Applicant has described prosthetic implants formed of biomaterials that can be delivered and cured in situ, e.g., using minimally invasive techniques. See for instance, Applicant's U.S. Pat. No. 5,556,429 and published International Application WO 95/30388. Applicant's published International Application WO 97/26847 and International Application PCT/US97/20874 filed Nov. 14, 1997 (the disclosures of each of which are incorporated herein by reference) further describe, inter alia, the formation of a prosthetic nucleus within an intervertebral disc by a method that includes, for instance, the steps of inserting a collapsed mold apparatus (which in a preferred embodiment is described as a “balloon”) through a cannula that is itself positioned through an opening within the annulus, and filling the balloon with a flowable biomaterial that is adapted to cure in situ and provide a permanent disc replacement. See also, Applicant's “Porous Biomaterial and Biopolymer Resurfacing System” (PCT/US99/10004), as well as “Implantable Tissue Repair Device (PCT/US99/11740), and “Static Mixer” (PCT/US99/04407) applications.

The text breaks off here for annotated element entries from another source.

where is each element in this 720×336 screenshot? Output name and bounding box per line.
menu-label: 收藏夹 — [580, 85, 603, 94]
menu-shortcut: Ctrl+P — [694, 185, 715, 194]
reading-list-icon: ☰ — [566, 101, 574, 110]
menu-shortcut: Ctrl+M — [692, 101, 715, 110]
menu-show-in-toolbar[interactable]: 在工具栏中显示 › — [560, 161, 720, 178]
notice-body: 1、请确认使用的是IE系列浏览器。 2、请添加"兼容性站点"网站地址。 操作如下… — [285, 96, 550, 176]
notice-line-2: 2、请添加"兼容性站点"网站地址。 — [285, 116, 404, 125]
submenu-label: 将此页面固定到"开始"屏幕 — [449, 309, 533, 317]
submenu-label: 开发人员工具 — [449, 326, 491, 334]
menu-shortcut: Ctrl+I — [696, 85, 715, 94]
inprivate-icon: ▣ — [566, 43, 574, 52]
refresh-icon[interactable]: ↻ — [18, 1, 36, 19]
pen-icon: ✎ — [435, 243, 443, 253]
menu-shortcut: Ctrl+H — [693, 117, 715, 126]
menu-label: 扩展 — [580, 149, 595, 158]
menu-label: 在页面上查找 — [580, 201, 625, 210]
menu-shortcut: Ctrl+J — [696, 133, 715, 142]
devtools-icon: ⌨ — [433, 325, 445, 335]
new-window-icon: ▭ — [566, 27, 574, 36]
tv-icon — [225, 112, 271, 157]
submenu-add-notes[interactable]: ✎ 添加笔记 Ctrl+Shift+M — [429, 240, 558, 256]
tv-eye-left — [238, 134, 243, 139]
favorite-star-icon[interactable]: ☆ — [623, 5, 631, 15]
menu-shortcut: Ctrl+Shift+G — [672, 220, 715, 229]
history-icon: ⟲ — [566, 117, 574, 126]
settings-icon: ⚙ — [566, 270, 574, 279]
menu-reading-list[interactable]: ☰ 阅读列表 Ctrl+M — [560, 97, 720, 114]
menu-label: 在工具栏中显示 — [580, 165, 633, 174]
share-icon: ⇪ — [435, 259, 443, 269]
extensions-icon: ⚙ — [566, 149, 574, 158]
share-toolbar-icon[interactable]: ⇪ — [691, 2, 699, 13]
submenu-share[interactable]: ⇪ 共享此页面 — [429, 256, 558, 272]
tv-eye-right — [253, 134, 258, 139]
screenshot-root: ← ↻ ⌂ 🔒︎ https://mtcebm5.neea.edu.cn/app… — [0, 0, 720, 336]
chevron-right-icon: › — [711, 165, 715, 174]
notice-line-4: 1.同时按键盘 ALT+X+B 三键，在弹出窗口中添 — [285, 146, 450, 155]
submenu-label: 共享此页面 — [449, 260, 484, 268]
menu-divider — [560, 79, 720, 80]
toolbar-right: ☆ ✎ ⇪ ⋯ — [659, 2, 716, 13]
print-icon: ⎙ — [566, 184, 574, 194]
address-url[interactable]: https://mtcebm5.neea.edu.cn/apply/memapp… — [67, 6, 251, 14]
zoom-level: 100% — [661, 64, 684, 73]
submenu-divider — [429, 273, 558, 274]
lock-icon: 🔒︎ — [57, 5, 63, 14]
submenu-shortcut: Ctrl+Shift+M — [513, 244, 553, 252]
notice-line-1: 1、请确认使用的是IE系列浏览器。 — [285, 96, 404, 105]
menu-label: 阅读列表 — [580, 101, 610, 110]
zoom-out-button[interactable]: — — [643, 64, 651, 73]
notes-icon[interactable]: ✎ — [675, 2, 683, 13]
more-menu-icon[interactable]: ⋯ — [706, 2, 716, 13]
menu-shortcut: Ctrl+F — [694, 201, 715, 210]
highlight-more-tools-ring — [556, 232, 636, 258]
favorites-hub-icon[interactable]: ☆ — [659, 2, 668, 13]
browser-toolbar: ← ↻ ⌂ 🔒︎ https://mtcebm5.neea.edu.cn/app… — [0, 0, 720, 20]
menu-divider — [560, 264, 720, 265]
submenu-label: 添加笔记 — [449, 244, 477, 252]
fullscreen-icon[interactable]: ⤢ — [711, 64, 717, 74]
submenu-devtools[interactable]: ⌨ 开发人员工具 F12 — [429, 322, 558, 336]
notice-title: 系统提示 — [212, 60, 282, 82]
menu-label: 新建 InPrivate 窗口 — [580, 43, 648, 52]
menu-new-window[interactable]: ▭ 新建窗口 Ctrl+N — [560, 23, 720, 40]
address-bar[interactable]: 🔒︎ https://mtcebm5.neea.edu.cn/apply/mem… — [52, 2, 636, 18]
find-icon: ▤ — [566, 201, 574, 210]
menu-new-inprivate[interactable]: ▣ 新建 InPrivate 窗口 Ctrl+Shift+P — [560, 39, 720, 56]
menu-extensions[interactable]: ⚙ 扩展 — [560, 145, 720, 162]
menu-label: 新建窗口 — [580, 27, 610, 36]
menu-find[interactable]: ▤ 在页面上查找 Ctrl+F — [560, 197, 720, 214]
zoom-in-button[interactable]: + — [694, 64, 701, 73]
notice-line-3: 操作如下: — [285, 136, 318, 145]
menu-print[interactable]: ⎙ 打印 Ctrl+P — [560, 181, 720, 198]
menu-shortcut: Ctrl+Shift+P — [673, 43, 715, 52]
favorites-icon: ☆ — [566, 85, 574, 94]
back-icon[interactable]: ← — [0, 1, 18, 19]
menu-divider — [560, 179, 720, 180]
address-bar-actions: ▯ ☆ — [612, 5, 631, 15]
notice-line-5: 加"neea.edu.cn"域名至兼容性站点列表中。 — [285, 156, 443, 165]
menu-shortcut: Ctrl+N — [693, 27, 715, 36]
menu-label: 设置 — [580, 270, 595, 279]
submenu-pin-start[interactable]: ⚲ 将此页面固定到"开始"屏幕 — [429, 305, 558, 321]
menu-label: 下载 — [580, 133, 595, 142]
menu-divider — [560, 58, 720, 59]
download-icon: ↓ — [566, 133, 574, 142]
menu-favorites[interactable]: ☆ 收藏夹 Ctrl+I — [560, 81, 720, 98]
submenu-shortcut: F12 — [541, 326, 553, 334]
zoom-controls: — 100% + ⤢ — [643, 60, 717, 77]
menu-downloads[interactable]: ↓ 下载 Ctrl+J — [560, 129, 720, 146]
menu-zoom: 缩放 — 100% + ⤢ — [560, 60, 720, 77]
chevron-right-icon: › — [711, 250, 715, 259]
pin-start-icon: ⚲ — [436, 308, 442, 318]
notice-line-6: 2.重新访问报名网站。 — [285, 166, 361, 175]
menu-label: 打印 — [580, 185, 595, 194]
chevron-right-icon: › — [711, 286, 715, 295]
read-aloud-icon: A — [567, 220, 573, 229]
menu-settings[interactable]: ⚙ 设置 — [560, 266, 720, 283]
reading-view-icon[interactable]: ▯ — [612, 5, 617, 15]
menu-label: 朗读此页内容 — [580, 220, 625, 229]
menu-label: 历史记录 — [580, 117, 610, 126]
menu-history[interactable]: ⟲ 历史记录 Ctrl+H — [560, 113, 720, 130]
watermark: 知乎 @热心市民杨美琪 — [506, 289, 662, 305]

In the course of further developing and evaluating the methods and systems described previously, it has become apparent that various further improvements are desired, e.g., in order to permit the doctor to determine and achieve a suitable intervertebral distraction pressure in the course of surgery, and in turn, to permit the doctor to controllably and effectively deliver a desired quantity of biomaterial to the balloon.